Type errors — Run yarn typecheck from repo root. Fix straightforward type mismatches. Flag if fix requires architectural decisions.

Unit test failures — Run yarn test run in relevant workspace. Fix if test expectation is clearly outdated due to intentional code changes. Flag if failure reveals actual bug or design concern.

E2E snapshot failures — Determine whether the PR's code changes should cause visual differences:

  • If yes (UI changes, style updates): add the update-snapshots label to trigger the automated update workflow:
    bash
    gh pr edit --add-label "update-snapshots"
    
  • If no: flag as unintended regression for human review.

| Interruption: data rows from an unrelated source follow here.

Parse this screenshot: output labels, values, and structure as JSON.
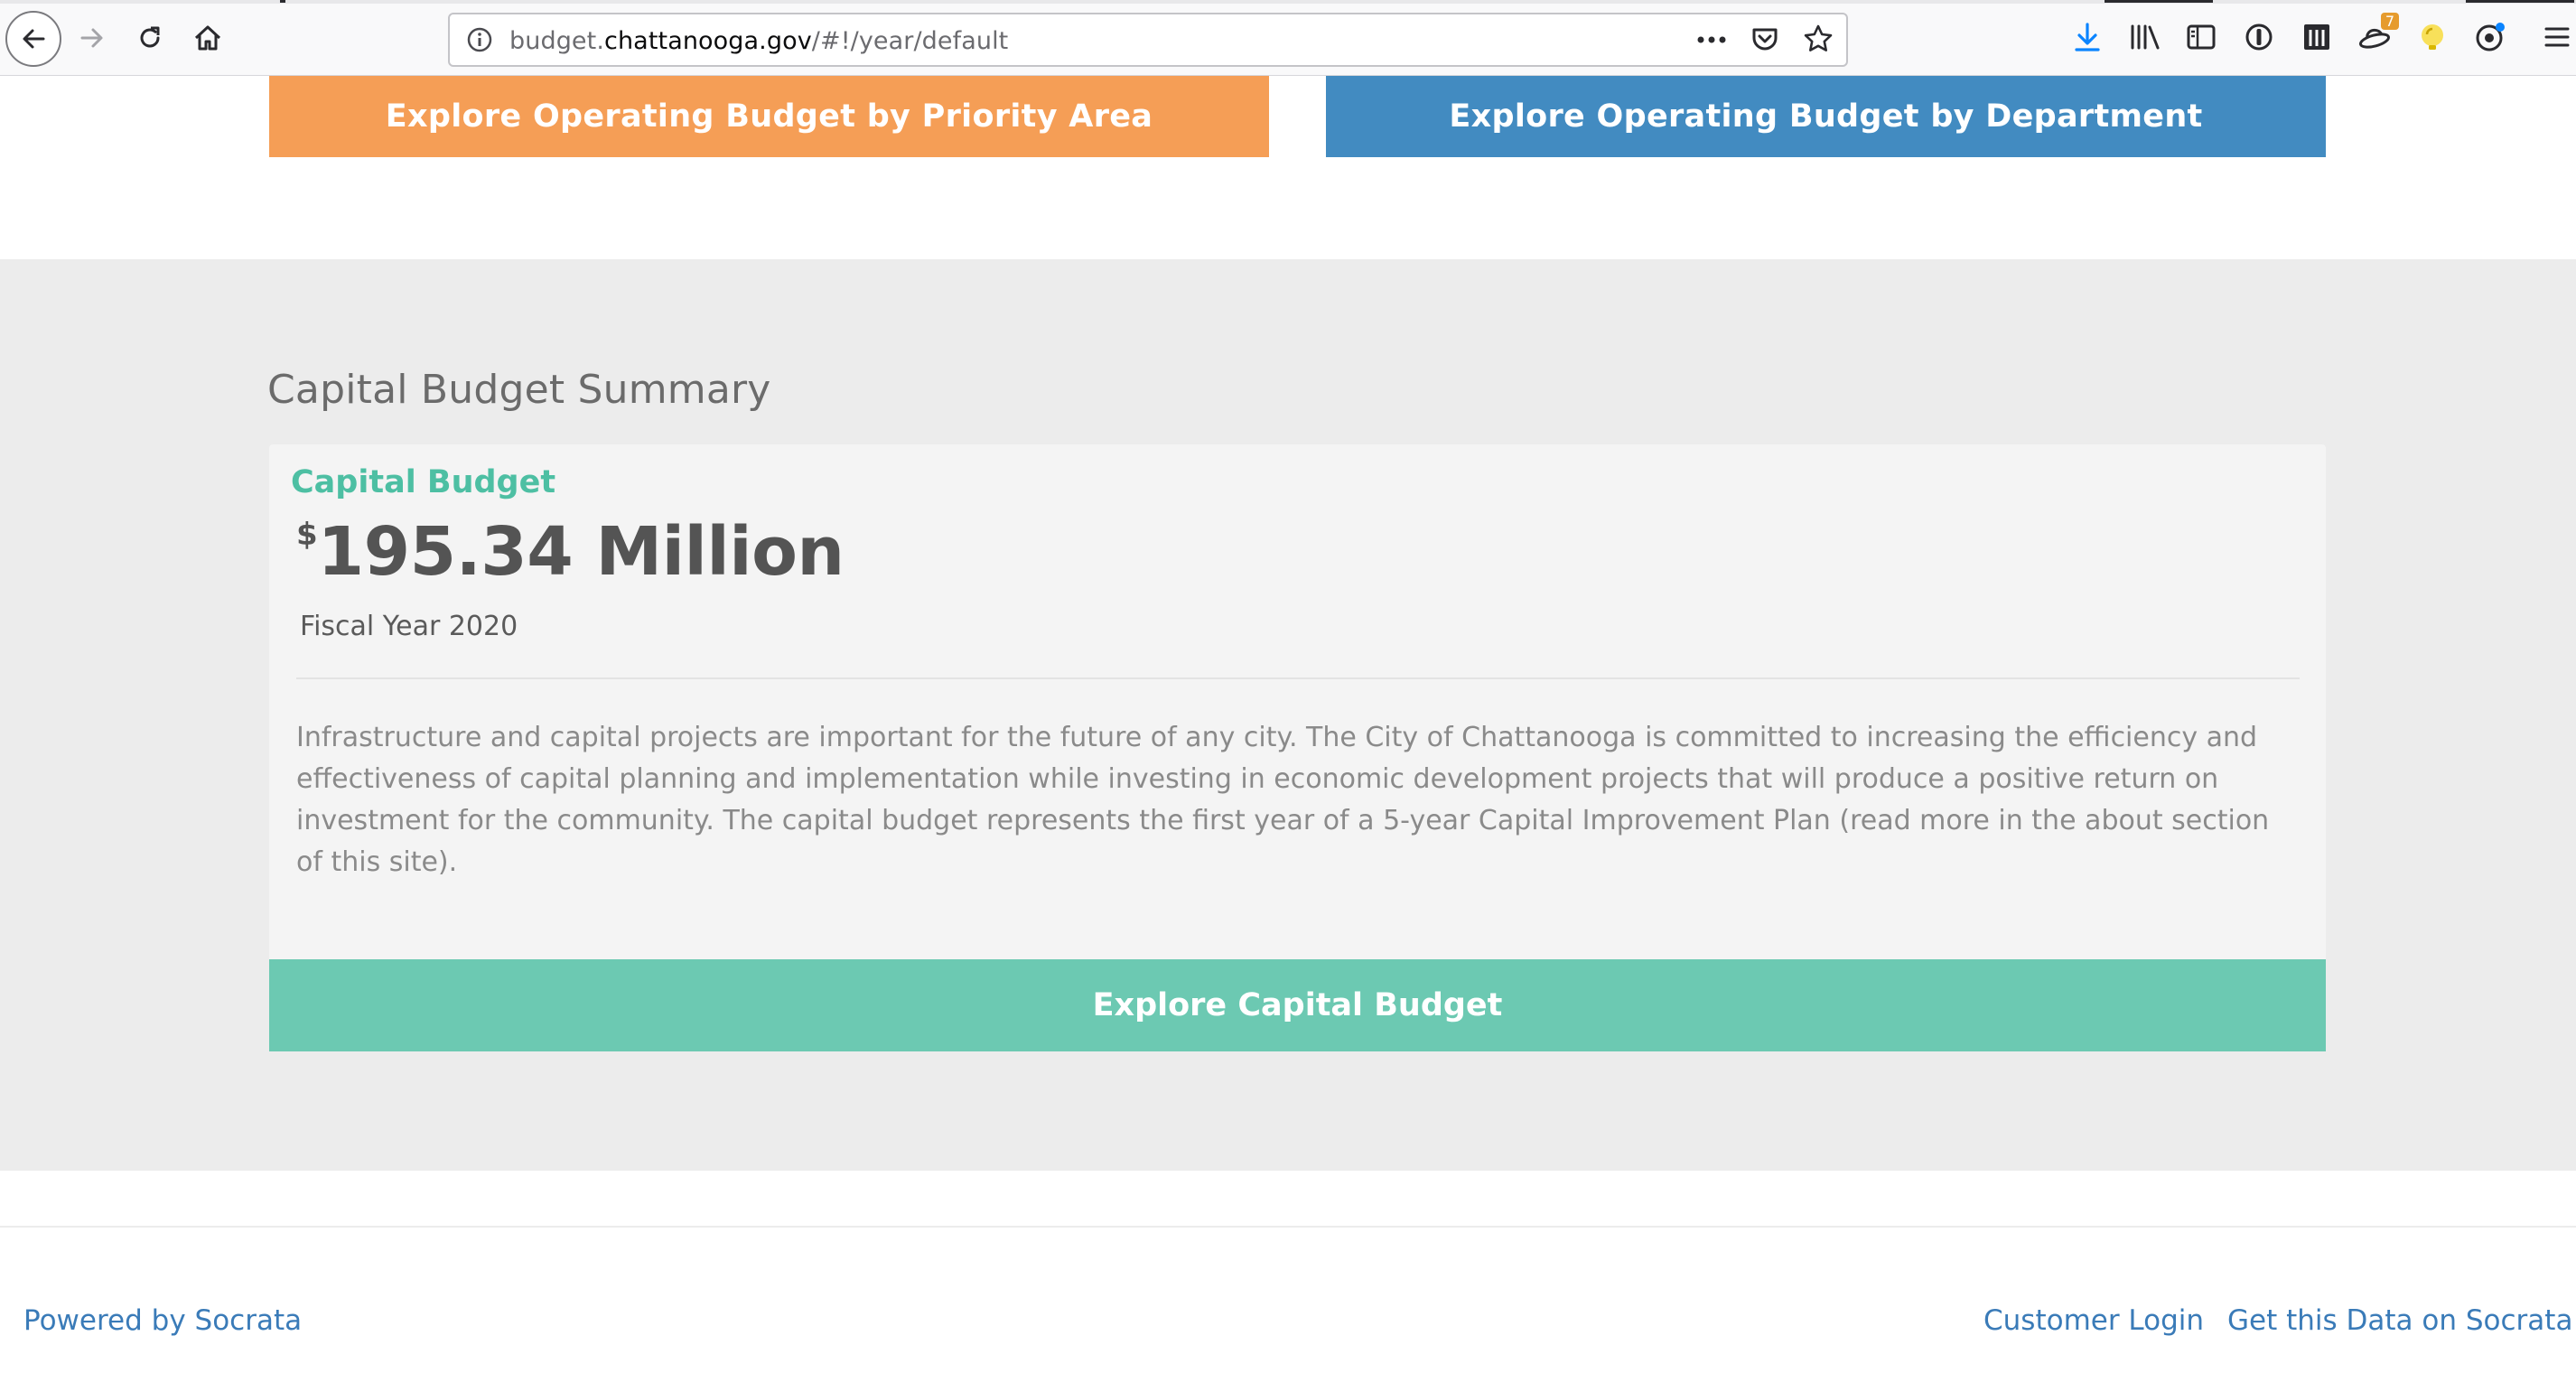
{
  "browser": {
    "url_prefix": "budget.",
    "url_host": "chattanooga.gov",
    "url_path": "/#!/year/default",
    "url_actions_icon": "more-actions-icon",
    "extension_badge_count": "7",
    "accent_color": "#0a84ff"
  },
  "buttons": {
    "priority_area": "Explore Operating Budget by Priority Area",
    "department": "Explore Operating Budget by Department",
    "capital": "Explore Capital Budget"
  },
  "capital_summary": {
    "section_title": "Capital Budget Summary",
    "card_label": "Capital Budget",
    "currency_symbol": "$",
    "amount": "195.34 Million",
    "fiscal_year": "Fiscal Year 2020",
    "description": "Infrastructure and capital projects are important for the future of any city. The City of Chattanooga is committed to increasing the efficiency and effectiveness of capital planning and implementation while investing in economic development projects that will produce a positive return on investment for the community. The capital budget represents the first year of a 5-year Capital Improvement Plan (read more in the about section of this site)."
  },
  "footer": {
    "powered_by": "Powered by Socrata",
    "customer_login": "Customer Login",
    "get_data": "Get this Data on Socrata"
  },
  "colors": {
    "priority_button": "#f59e56",
    "department_button": "#428bc1",
    "capital_button": "#6cc9b2",
    "capital_label": "#4dbfa3",
    "link": "#3a7bb8",
    "section_background": "#ececec"
  }
}
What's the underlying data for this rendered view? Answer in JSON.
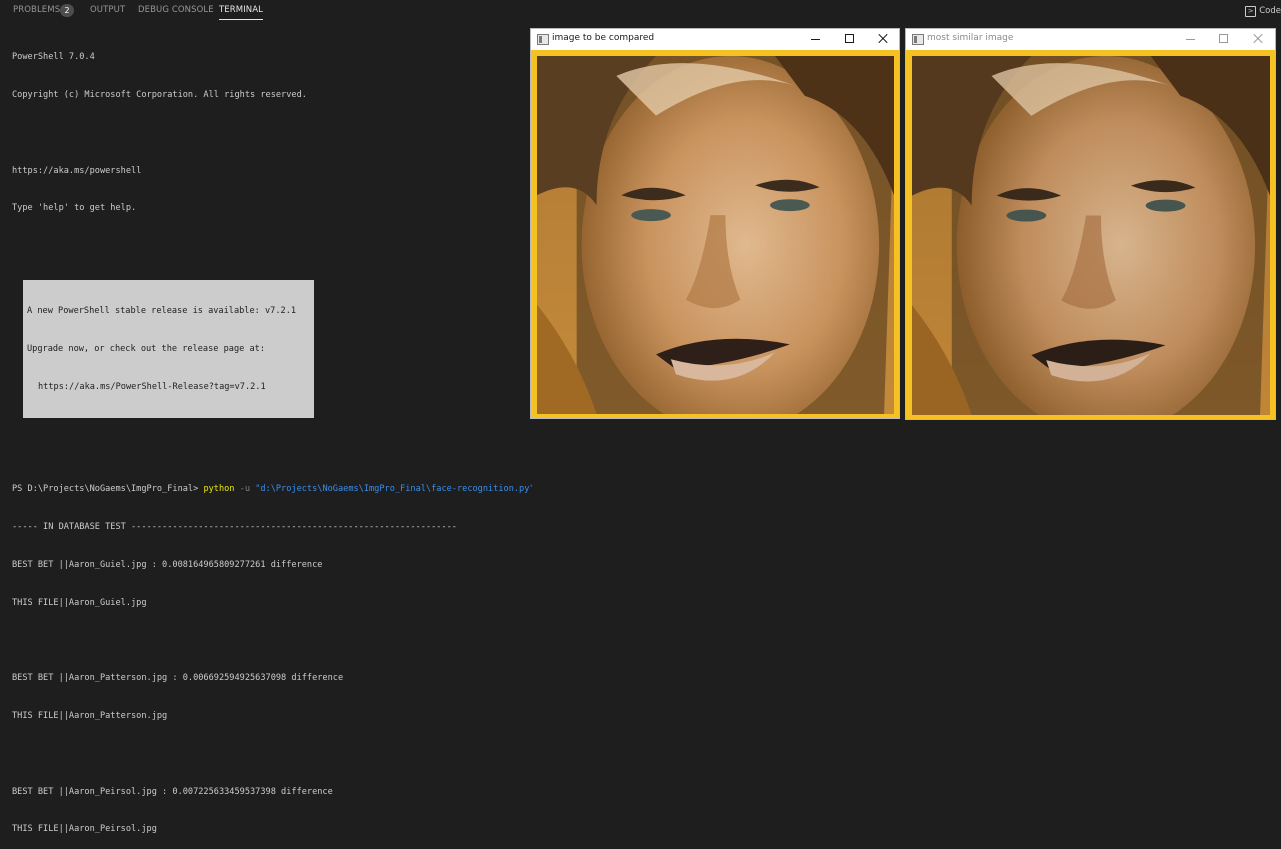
{
  "panel": {
    "tabs": [
      {
        "label": "PROBLEMS",
        "active": false
      },
      {
        "label": "OUTPUT",
        "active": false
      },
      {
        "label": "DEBUG CONSOLE",
        "active": false
      },
      {
        "label": "TERMINAL",
        "active": true
      }
    ],
    "problems_count": "2",
    "launch_label": "Code",
    "launch_icon": "terminal-launch-icon"
  },
  "terminal": {
    "lines": [
      "PowerShell 7.0.4",
      "Copyright (c) Microsoft Corporation. All rights reserved.",
      "",
      "https://aka.ms/powershell",
      "Type 'help' to get help."
    ],
    "notice": [
      "A new PowerShell stable release is available: v7.2.1",
      "Upgrade now, or check out the release page at:",
      "https://aka.ms/PowerShell-Release?tag=v7.2.1"
    ],
    "prompt": "PS D:\\Projects\\NoGaems\\ImgPro_Final> ",
    "command_python": "python",
    "command_flag": " -u ",
    "command_path": "\"d:\\Projects\\NoGaems\\ImgPro_Final\\face-recognition.py\"",
    "output": [
      "----- IN DATABASE TEST ---------------------------------------------------------------",
      "BEST BET ||Aaron_Guiel.jpg : 0.008164965809277261 difference",
      "THIS FILE||Aaron_Guiel.jpg",
      "",
      "BEST BET ||Aaron_Patterson.jpg : 0.006692594925637098 difference",
      "THIS FILE||Aaron_Patterson.jpg",
      "",
      "BEST BET ||Aaron_Peirsol.jpg : 0.007225633459537398 difference",
      "THIS FILE||Aaron_Peirsol.jpg"
    ]
  },
  "windows": [
    {
      "title": "image to be compared",
      "active": true
    },
    {
      "title": "most similar image",
      "active": false
    }
  ],
  "colors": {
    "terminal_bg": "#1e1e1e",
    "terminal_fg": "#cccccc",
    "python_keyword": "#e5e510",
    "string_path": "#3b8eea",
    "image_border": "#f6c122"
  },
  "icons": {
    "window_app": "opencv-window-icon",
    "minimize": "minimize-icon",
    "maximize": "maximize-icon",
    "close": "close-icon"
  }
}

Mysterious/unexpected failures — Do not attempt to fix. Flag for human review with error output.

5. Commit and push fixes

bash
git add <specific files>
git commit -m "Address PR review feedback

- <summary of changes>"
git push

Stage specific files only. Never force push. Never use git add -A.

6. End-of-session summary

Always end with:

## PR review summary

### Resolved
- <thread>: <what was done>

### Fixed
- <description of fix>

### Needs your input
- <thread>: <why it needs human judgment>

### Build status
- <status of each check, any actions taken>

Omit empty sections.

Guidelines

  • Conservative threshold: only act when >=80% confident the fix is correct and uncontroversial.
  • Never resolve comments raising design questions or matters of opinion.
  • Never resolve without replying first.
  • Read actual code before concluding a comment is a false positive.
  • Verify fixes don't break types (yarn typecheck) or lint (yarn lint-current).
  • Do not modify test expectations unless change is clearly intentional.